# Three Rivers, Ca



## MGWorley (May 29, 2005)

Just got back from four a day stay at Kaweah Park Resort. First time. Located seven miles from entrance to Sequoia National Park.

http://www.kaweahparkresort.com/index.htm

Very clean ... full hookups ... cable, swimming pool, etc..

BUT, won't be going back, most sites are to close together. Was not able to put chairs and awning out.

Did meet my first fellow OBer though who was also a first timer at Kaweah.

Mike


----------



## mswalt (Sep 14, 2004)

> most sites are to close together. Was not able to put chairs and awning out.
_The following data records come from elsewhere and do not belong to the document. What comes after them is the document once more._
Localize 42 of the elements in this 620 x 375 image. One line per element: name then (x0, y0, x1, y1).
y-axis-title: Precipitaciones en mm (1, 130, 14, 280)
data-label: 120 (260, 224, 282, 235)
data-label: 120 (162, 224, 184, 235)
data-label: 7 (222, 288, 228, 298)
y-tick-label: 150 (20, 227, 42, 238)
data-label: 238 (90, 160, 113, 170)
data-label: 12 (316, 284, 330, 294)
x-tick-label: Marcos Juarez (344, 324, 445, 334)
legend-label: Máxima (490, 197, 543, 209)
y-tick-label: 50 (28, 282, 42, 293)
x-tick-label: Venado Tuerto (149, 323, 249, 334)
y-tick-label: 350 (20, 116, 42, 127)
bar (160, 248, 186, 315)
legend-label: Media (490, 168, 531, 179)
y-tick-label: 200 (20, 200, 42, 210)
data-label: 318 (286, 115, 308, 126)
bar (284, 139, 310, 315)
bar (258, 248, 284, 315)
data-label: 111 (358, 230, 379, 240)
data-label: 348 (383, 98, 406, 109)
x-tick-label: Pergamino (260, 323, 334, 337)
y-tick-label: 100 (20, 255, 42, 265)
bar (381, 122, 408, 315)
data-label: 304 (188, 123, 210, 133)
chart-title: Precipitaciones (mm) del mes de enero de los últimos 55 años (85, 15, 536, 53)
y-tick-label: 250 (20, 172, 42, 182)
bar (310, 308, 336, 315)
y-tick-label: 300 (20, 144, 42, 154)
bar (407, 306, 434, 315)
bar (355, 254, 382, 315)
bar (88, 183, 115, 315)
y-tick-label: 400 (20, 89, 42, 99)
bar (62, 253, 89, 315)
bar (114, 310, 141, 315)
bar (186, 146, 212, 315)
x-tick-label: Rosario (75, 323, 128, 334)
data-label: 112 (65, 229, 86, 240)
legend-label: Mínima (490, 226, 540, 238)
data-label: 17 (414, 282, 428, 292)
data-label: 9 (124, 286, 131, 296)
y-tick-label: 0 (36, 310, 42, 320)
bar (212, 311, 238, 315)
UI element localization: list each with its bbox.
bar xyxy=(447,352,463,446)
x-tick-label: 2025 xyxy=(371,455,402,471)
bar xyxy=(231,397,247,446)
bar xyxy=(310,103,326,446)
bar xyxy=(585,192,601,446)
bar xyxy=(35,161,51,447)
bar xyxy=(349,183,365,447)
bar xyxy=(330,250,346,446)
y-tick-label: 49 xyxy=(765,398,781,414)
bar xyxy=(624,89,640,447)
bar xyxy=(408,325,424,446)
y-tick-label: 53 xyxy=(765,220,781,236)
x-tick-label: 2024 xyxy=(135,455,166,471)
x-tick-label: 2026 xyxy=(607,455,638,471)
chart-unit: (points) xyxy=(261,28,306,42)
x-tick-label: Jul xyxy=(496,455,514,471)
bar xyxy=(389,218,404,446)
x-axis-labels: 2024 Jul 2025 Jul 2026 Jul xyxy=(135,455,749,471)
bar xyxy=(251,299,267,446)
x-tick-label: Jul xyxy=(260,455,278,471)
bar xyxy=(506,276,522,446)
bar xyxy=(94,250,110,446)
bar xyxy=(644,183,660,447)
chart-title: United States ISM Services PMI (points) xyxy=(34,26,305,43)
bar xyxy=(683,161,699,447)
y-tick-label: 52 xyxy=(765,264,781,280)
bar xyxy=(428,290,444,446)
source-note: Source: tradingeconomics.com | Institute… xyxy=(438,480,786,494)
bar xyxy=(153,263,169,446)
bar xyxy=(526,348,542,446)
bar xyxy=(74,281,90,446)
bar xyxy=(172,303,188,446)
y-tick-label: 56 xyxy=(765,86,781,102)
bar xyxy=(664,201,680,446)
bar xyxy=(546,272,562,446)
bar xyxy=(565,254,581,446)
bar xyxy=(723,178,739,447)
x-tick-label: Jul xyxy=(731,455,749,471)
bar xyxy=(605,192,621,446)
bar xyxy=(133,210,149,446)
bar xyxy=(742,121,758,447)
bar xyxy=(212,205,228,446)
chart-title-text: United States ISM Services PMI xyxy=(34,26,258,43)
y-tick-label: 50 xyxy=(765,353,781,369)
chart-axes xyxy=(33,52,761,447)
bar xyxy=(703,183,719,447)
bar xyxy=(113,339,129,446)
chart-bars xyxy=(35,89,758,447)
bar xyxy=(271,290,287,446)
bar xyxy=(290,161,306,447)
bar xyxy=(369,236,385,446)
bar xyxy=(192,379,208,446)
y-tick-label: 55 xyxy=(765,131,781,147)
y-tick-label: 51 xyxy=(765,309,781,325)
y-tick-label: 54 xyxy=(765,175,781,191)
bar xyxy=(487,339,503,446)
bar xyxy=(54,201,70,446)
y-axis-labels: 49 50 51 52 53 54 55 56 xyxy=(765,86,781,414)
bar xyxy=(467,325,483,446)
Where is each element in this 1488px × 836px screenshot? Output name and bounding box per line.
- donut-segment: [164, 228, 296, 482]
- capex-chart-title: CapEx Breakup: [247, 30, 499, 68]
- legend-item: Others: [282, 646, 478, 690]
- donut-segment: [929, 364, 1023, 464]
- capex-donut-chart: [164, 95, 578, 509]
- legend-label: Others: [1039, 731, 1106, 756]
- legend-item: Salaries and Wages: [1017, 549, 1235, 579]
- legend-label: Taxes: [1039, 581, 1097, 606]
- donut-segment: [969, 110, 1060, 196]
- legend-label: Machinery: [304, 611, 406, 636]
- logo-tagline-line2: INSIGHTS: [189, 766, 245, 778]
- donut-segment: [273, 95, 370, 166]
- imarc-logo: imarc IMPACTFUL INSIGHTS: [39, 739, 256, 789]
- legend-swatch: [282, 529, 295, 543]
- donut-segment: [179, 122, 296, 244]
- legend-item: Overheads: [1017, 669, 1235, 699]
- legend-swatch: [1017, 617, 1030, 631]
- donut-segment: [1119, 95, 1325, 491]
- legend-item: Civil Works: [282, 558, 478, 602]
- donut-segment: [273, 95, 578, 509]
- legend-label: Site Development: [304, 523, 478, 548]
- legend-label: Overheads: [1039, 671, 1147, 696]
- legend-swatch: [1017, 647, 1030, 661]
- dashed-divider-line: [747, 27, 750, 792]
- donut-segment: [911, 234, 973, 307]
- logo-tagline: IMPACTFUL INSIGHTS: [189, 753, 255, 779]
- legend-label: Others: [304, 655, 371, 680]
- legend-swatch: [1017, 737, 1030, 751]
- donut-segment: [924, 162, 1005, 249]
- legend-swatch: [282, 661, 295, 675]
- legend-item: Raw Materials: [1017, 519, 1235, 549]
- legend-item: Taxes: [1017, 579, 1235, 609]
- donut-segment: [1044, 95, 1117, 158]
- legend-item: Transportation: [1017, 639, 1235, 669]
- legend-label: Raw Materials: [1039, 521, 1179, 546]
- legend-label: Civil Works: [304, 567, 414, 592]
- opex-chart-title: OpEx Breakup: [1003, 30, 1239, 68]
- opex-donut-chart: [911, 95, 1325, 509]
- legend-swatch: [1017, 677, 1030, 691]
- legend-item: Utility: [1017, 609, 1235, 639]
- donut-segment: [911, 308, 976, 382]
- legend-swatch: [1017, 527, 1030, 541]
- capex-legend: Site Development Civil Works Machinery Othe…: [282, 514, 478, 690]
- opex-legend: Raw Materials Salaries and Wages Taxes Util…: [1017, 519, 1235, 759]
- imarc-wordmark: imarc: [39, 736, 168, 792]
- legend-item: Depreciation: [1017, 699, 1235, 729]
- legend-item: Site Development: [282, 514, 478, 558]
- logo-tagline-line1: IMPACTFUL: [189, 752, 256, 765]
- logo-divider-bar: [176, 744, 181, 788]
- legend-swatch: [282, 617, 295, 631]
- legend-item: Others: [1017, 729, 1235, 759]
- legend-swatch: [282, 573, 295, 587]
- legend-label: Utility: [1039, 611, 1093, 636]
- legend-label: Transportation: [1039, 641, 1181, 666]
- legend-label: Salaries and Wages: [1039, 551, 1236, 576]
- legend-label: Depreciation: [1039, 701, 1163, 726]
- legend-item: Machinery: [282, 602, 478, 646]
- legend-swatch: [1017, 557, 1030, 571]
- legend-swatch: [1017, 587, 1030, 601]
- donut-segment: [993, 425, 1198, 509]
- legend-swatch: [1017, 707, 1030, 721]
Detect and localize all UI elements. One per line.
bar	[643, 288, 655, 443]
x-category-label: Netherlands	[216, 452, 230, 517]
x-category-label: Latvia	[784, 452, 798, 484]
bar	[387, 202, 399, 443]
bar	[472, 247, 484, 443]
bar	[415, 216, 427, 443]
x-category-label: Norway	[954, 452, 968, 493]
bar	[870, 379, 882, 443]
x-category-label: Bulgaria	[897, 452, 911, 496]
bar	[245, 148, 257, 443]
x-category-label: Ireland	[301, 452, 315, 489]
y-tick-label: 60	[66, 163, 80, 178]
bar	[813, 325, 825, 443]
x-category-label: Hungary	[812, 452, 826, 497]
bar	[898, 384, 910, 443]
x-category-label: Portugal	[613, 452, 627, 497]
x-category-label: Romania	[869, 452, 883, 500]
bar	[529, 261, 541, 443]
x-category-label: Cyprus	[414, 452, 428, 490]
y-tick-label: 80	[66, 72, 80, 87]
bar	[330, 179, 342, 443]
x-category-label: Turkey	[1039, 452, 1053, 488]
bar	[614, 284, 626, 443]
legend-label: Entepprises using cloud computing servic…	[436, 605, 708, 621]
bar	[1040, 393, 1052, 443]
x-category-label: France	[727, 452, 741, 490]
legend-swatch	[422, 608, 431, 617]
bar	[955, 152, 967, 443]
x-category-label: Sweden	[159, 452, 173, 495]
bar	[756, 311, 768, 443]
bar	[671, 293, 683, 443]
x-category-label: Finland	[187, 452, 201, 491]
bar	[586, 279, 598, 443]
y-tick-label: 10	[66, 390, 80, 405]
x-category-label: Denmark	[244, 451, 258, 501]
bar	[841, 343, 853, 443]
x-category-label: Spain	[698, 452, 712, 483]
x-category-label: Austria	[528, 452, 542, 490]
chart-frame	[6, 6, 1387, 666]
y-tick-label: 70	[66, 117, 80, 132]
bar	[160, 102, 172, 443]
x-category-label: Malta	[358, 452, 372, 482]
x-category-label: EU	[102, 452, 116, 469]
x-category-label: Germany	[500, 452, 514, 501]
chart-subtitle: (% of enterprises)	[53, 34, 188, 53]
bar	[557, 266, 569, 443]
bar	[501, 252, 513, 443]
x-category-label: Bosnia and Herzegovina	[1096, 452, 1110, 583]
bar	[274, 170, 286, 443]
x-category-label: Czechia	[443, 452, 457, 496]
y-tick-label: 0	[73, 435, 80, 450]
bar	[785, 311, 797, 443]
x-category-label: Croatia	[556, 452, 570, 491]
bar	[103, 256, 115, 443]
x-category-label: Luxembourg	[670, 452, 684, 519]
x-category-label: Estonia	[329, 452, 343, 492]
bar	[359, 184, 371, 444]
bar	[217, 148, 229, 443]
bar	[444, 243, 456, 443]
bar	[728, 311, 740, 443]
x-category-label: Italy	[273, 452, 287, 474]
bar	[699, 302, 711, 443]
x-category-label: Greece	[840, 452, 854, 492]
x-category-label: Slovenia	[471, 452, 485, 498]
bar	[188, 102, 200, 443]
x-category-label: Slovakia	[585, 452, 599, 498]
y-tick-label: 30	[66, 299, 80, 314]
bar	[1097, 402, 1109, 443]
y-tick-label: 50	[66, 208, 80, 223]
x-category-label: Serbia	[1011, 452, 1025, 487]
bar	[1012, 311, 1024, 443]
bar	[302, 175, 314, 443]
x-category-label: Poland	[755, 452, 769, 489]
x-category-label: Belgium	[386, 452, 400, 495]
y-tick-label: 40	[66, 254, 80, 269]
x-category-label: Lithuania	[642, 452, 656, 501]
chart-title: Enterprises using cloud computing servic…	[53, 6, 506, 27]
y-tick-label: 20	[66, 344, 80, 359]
That IS close together. Sorry you couldn't enjoy all the perks of camping in your Outback.

Mark


----------



## Beerman (Nov 14, 2005)

Thanks for the report on that CG. I have looked at that site online. I am heading to California Hot Springs this Friday. The CG is called Quail Valley RV Park. I will let you know how it is considering you are just down the street in So. Cal.

Beerman


----------



## HootBob (Apr 26, 2004)

I hate when you get a site and you can't put your awning out

Don


----------



## jlstew (May 29, 2004)

Beerman you will love the Quail Valley park. It is very nice and a lot of fun. That is where I go for my quick weekend getaways, only 45 minutes for me to get there. Take your fishing rod if you like to fish they have ponds there. Keep an eye out about dusk on the south side of the park for the big buck and his girlfriends that sometime wonder through the campground.


----------



## California Jim (Dec 11, 2003)

Bummer Mike. We stopped going to Bolsa Chica for the same reason.


----------



## Oregon_Camper (Sep 13, 2004)

Are you saying there isn't enough space between trailers to put up the awning? Yikes!!


----------



## MGWorley (May 29, 2005)

Oregon_Camper said:


> Are you saying there isn't enough space between trailers to put up the awning? Yikes!!
> [snapback]116541[/snapback]​


The "site" we had was not wide enough to put out the awning due to trees.

Mike


----------